Leconte, Sébastien-Charles


Texte de Sébastien-Charles Leconte (1911).


Les Césars, casqués d’or sous l’aigle qui les somme,
Disent : « Le flot humain déferle en mugissant ;
Construisons une digue avec la chair de l’homme,
Les corps seront la pierre et le mortier le sang !
On tuera les vieillards et l’on vendra les vierges,
Les mâles au sein gauche auront un trou béant…
L’océan s’est fâché : qu’on marque à coups de verges
Les épaves de l’Océan. »
 
Les Pontifes, au front cerclé d’or sous la mure,
Disent : « Terre sacrée, ô cœur de l’univers
Dont la foi nous élit et dont l’amour nous titre,
Vas-tu donc t’envoler de nos mains, à travers
Le vaste éther qui roule, au remous de son onde,
Les constellations, neige aux flocons de feu ?…
Terre ! reste immobile, et sois l’autel du Monde,
Telle que te créa ton Dieu. »
 
Et les Sages, pécheurs du gouffre des Idées,
Disent : « Rentrons ! cachons nos nefs dans les roseaux,
En vain le sel marin brûla nos mains ridées,
Nous avons mesuré l’étiage des eaux :
La vague est désormais étale.
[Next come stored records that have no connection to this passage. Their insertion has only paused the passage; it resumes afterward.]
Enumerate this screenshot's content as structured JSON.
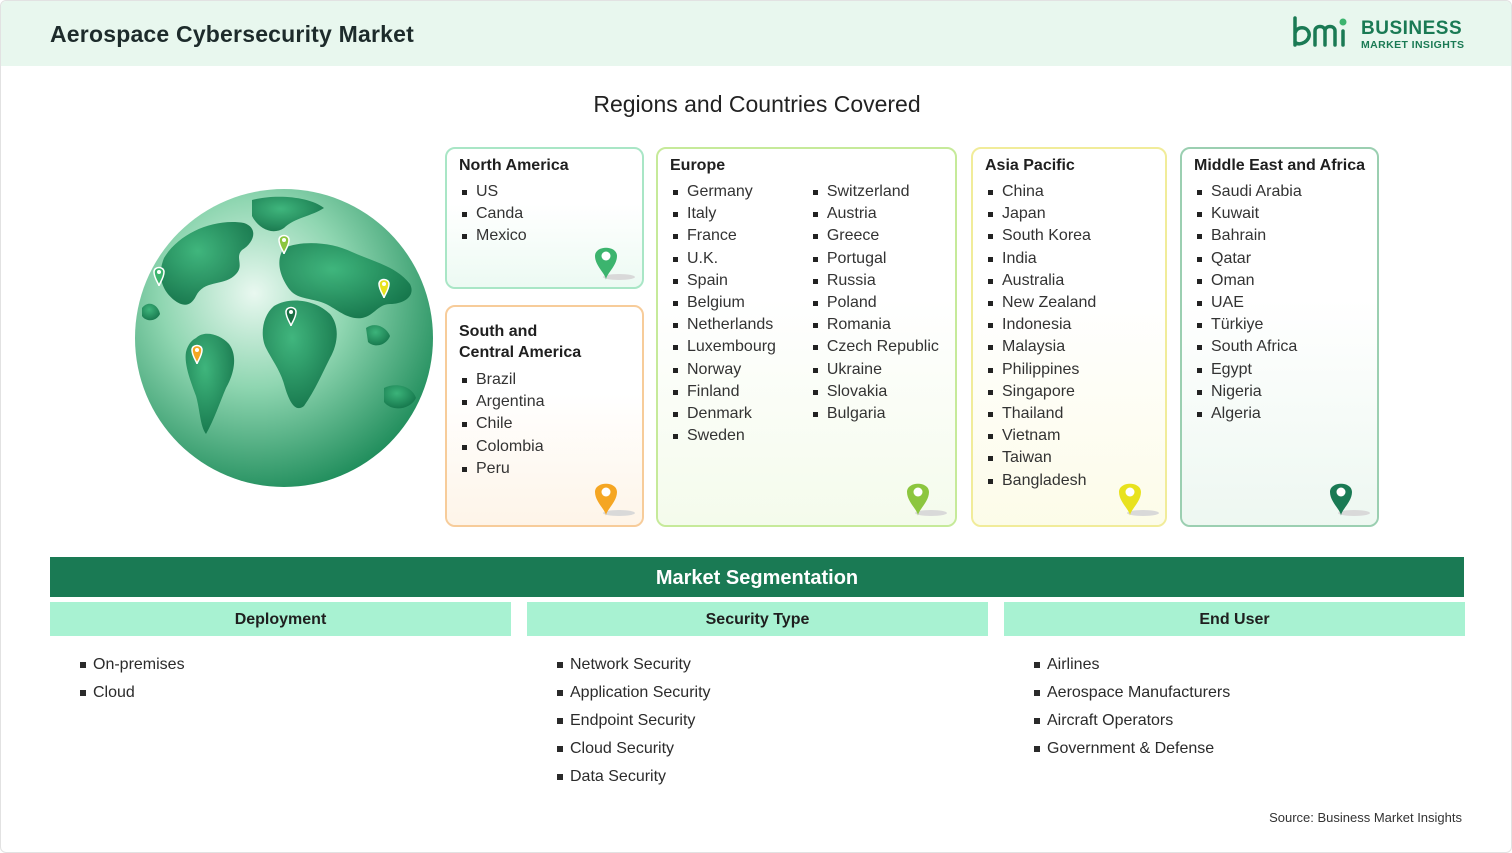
{
  "header": {
    "title": "Aerospace Cybersecurity Market",
    "logo": {
      "word1": "BUSINESS",
      "word2": "MARKET INSIGHTS",
      "icon": "bmi-logo-icon",
      "color": "#1a7a54"
    }
  },
  "regions_section": {
    "title": "Regions and Countries Covered",
    "regions": [
      {
        "name": "North America",
        "pin_color": "#3cb46e",
        "border_color": "#a9e6c6",
        "countries": [
          "US",
          "Canda",
          "Mexico"
        ]
      },
      {
        "name": "South and Central America",
        "name_line1": "South and",
        "name_line2": "Central America",
        "pin_color": "#f5a623",
        "border_color": "#f7cc9a",
        "countries": [
          "Brazil",
          "Argentina",
          "Chile",
          "Colombia",
          "Peru"
        ]
      },
      {
        "name": "Europe",
        "pin_color": "#8cc63f",
        "border_color": "#c6ea9a",
        "countries_col1": [
          "Germany",
          "Italy",
          "France",
          "U.K.",
          "Spain",
          "Belgium",
          "Netherlands",
          "Luxembourg",
          "Norway",
          "Finland",
          "Denmark",
          "Sweden"
        ],
        "countries_col2": [
          "Switzerland",
          "Austria",
          "Greece",
          "Portugal",
          "Russia",
          "Poland",
          "Romania",
          "Czech Republic",
          "Ukraine",
          "Slovakia",
          "Bulgaria"
        ]
      },
      {
        "name": "Asia Pacific",
        "pin_color": "#e8e21e",
        "border_color": "#f1ec9a",
        "countries": [
          "China",
          "Japan",
          "South Korea",
          "India",
          "Australia",
          "New Zealand",
          "Indonesia",
          "Malaysia",
          "Philippines",
          "Singapore",
          "Thailand",
          "Vietnam",
          "Taiwan",
          "Bangladesh"
        ]
      },
      {
        "name": "Middle East and Africa",
        "pin_color": "#1a7a54",
        "border_color": "#9bcfb1",
        "countries": [
          "Saudi Arabia",
          "Kuwait",
          "Bahrain",
          "Qatar",
          "Oman",
          "UAE",
          "Türkiye",
          "South Africa",
          "Egypt",
          "Nigeria",
          "Algeria"
        ]
      }
    ]
  },
  "segmentation": {
    "title": "Market Segmentation",
    "columns": [
      {
        "heading": "Deployment",
        "items": [
          "On-premises",
          "Cloud"
        ]
      },
      {
        "heading": "Security Type",
        "items": [
          "Network Security",
          "Application Security",
          "Endpoint Security",
          "Cloud Security",
          "Data Security"
        ]
      },
      {
        "heading": "End User",
        "items": [
          "Airlines",
          "Aerospace Manufacturers",
          "Aircraft Operators",
          "Government & Defense"
        ]
      }
    ],
    "banner_color": "#1a7a54",
    "heading_color": "#a8f2d2"
  },
  "source": "Source: Business Market Insights"
}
Qu’on amène
Les voiles ! que chacun retourne à sa maison !
Tu ne monteras pas plus haut, Pensée humaine !
Tu n’iras pas plus loin, Raison ! »
 
Et les petits enfants, qui jouaient sur la grève,
Voient moutonner le flot sous ses blanches toisons,
Et la mer, comme un peuple en courroux, qui se lève
Innombrable, et qui vient de tous les horizons…
Et leur troupe, contente encore qu’effarée,
S’assemble, fier conseil de graves potentats,
Et dit : « Nous barrerons la route à la marée ;
Mettons du sable en petits tas. »

(Le Masque de fer.)


Paru aussi in : L’Anarchie (1905-1914), nº 30 (27 juin 1912)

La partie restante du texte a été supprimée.